Kirpinin Sesi

Halil Yılmaz

Admin
Yönetici
Katılım
May 19, 2010
Mesajlar
14,506
Tepkime Puanı
189
Puanları
63
Yaş
50
Gülüşüp duruyorlar öyle. Sehpayı kenara alıp yer açmışlar, halının üstünde oynuyorlar. Annem kardeşime sımsıkı sarılmış. kafesinde pır pır edip öten kuşumuz Ceviz gibi, hatta daha güzel bir sesle bıcır bıcır konuşup duruyor. Babaannemin tespihinin sesinden sonra duyduğum en güzel ses Leyla’nın sesi. Bu kara kızı ne de çok seviyorlar. Sevilmeyecek gibi değil ki…

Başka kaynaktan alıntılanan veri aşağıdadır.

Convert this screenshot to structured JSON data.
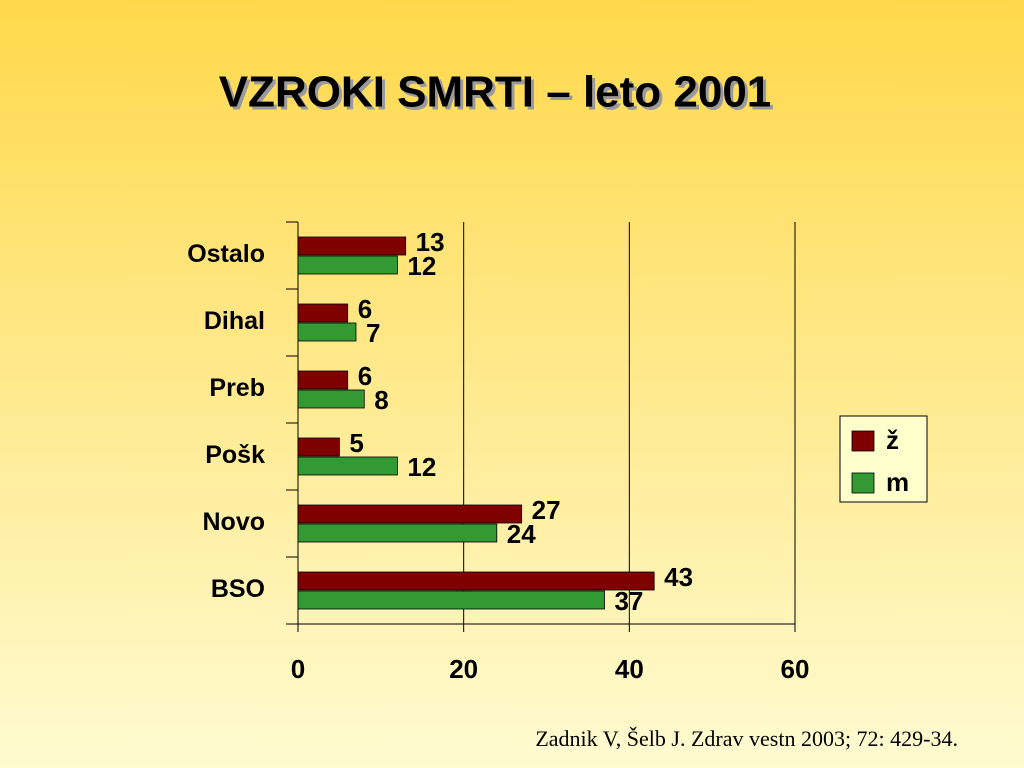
{
  "chart_data": {
    "type": "bar",
    "orientation": "horizontal",
    "title": "VZROKI  SMRTI – leto 2001",
    "categories": [
      "Ostalo",
      "Dihal",
      "Preb",
      "Pošk",
      "Novo",
      "BSO"
    ],
    "series": [
      {
        "name": "ž",
        "color": "#800000",
        "values": [
          13,
          6,
          6,
          5,
          27,
          43
        ]
      },
      {
        "name": "m",
        "color": "#339933",
        "values": [
          12,
          7,
          8,
          12,
          24,
          37
        ]
      }
    ],
    "xlim": [
      0,
      60
    ],
    "xticks": [
      0,
      20,
      40,
      60
    ],
    "grid": true,
    "legend": "right",
    "source": "Zadnik V, Šelb J. Zdrav vestn 2003; 72: 429-34."
  }
}
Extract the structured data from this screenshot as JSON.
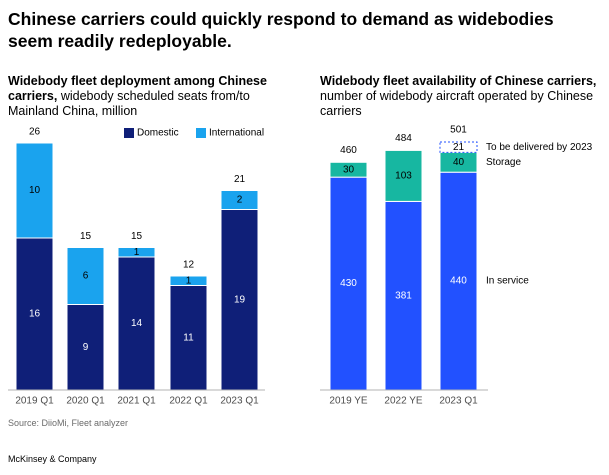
{
  "headline": "Chinese carriers could quickly respond to demand as widebodies seem readily redeployable.",
  "colors": {
    "domestic": "#0f1f78",
    "international": "#1aa3ee",
    "in_service": "#2251ff",
    "storage": "#17b7a1",
    "to_be_delivered_border": "#2251ff",
    "axis": "#b3b3b3",
    "tick_text": "#4d4d4d"
  },
  "left_chart": {
    "title_bold": "Widebody fleet deployment among Chinese carriers,",
    "title_rest": " widebody scheduled seats from/to Mainland China, million"
  },
  "right_chart": {
    "title_bold": "Widebody fleet availability of Chinese carriers,",
    "title_rest": " number of widebody aircraft operated by Chinese carriers"
  },
  "source": "Source: DiioMi, Fleet analyzer",
  "brand": "McKinsey & Company",
  "chart_data": [
    {
      "type": "bar",
      "stacked": true,
      "categories": [
        "2019 Q1",
        "2020 Q1",
        "2021 Q1",
        "2022 Q1",
        "2023 Q1"
      ],
      "series": [
        {
          "name": "Domestic",
          "values": [
            16,
            9,
            14,
            11,
            19
          ]
        },
        {
          "name": "International",
          "values": [
            10,
            6,
            1,
            1,
            2
          ]
        }
      ],
      "totals": [
        26,
        15,
        15,
        12,
        21
      ],
      "legend": [
        "Domestic",
        "International"
      ],
      "ylim": [
        0,
        26
      ]
    },
    {
      "type": "bar",
      "stacked": true,
      "categories": [
        "2019 YE",
        "2022 YE",
        "2023 Q1"
      ],
      "series": [
        {
          "name": "In service",
          "values": [
            430,
            381,
            440
          ]
        },
        {
          "name": "Storage",
          "values": [
            30,
            103,
            40
          ]
        },
        {
          "name": "To be delivered by 2023",
          "values": [
            0,
            0,
            21
          ]
        }
      ],
      "totals": [
        460,
        484,
        501
      ],
      "ylim": [
        0,
        501
      ]
    }
  ]
}
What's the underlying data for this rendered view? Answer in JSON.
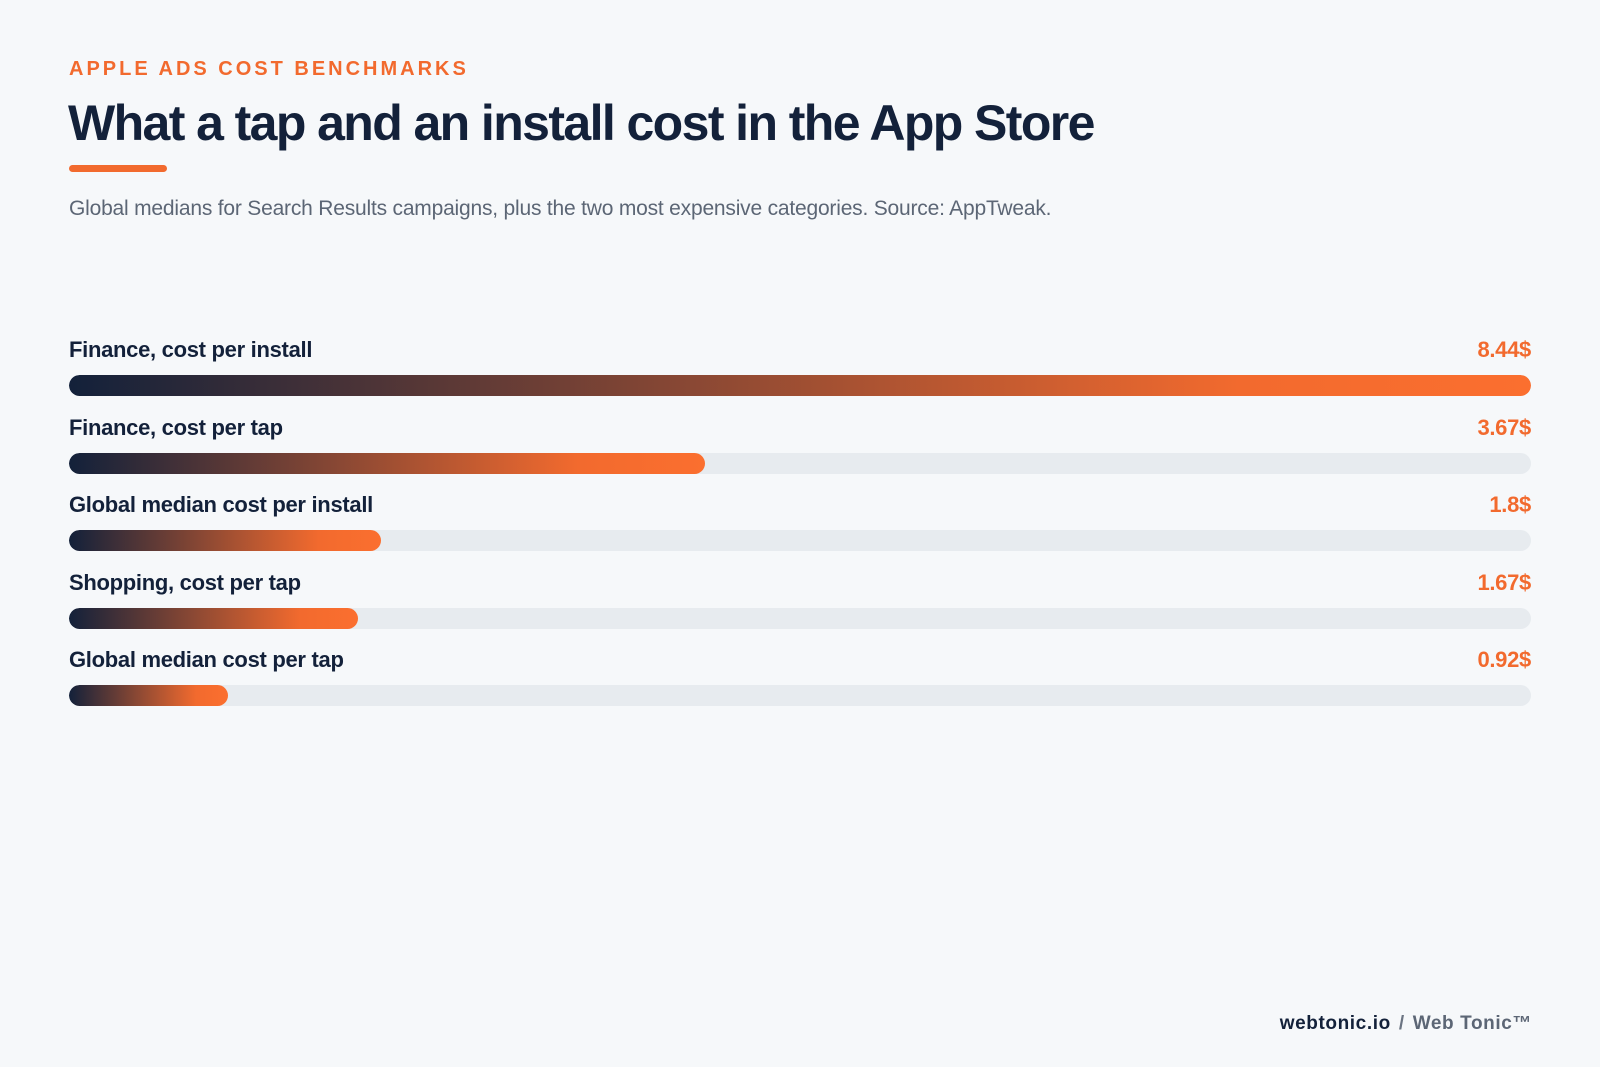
{
  "eyebrow": "APPLE ADS COST BENCHMARKS",
  "title": "What a tap and an install cost in the App Store",
  "subtitle": "Global medians for Search Results campaigns, plus the two most expensive categories. Source: AppTweak.",
  "colors": {
    "accent": "#f26a2e",
    "navy": "#13213a",
    "track": "#e7ebef",
    "background": "#f6f8fa"
  },
  "chart_data": {
    "type": "bar",
    "orientation": "horizontal",
    "categories": [
      "Finance, cost per install",
      "Finance, cost per tap",
      "Global median cost per install",
      "Shopping, cost per tap",
      "Global median cost per tap"
    ],
    "values": [
      8.44,
      3.67,
      1.8,
      1.67,
      0.92
    ],
    "value_labels": [
      "8.44$",
      "3.67$",
      "1.8$",
      "1.67$",
      "0.92$"
    ],
    "xlim": [
      0,
      8.44
    ],
    "grid": false
  },
  "footer": {
    "site": "webtonic.io",
    "separator": "/",
    "brand": "Web Tonic™"
  }
}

Leyla’nın kocaman simsiyah gözleri var, burnu fındık kadar. Hele dişleri annemin inci kolyesine benziyor. Saçları keçi bağlanmış. Eskiden yani küçükken palmiye ağacı gibi bağlıyorlardı, şimdi uzadı saçları artık keçi bağlıyorlar. İki kulağının üzerinde keçilerin boynuzu gibi duruyor. Bir de kırmızı kurdeleli tokasını takınca bayram şekerine benziyor. Sevilmeyecek gibi değil ki…
Babaannem olsaydı yeleğinin altına sokulurdum, beni severdi, kucağına alıp semsert kısacık saçlarımı okşar, “Kirpim benim…” derdi. Ben bir tek babaannemin kirpisiyim. O öldükten sonra kimse kirpim demedi bana. Ben de kimsenin kirpisi olmaya hiç heveslenmedim. Annem ve babam babaannemin kirpisi olduğumu çoktan unuttular. Sadece öğretmenim biliyor, resim dersinde fark etmeseydi ona da söylemeyecektim. Bana verdiği ansiklopediden bütün özelliklerini okudum, tıpkı ben. Babaannem çok şey biliyormuş. Kirpilerin en çok yaşadığı yerleri öğrendim. İlerde çok param olursa gidip göreceğim, belki Leyla’yı da götürürüm.
Yine Leyla’nın çizgi filmi başladı. Hiç sıkılmıyor aynı şeyleri izlemekten. Ben de atlası alıp Yeni Zelanda ve Avrupa neredeymiş bakacağım. Annem mutfağa geçti, yemek yapacak. Bakıcıya söylene söylene pirinç ayıklıyor. Küçükken benim de bakıcım varmış, ben hatırlamıyorum. Beni düşürdüğü için bakıcıyı işten çıkarıp babaannemi çağırmışlar, bana o bakmış. Bu halimin o düşme sonucu olabileceğini söylüyorlardı eskiden. Babam gazetelerin içine gömülmüş. Spor haberlerini hiç aksatmaz. Üstüme çok düşmelerini sevmiyorum, ama böyle ben hiç yokmuşum gibi davranmaları da canımı acıtıyor, cam kırığı batmış gibi oluyor. Ağlamak istiyorum, gözlerim kocaman yağmur yüklü bir bulut gibi, yağdı yağacak. Ağlayınca babam ayıplıyor, erkekler ağlamazmış. Koca adammışım artık. Oysa babaannem öldüğünde babam çok ağlamıştı, canım yanıyor demişti.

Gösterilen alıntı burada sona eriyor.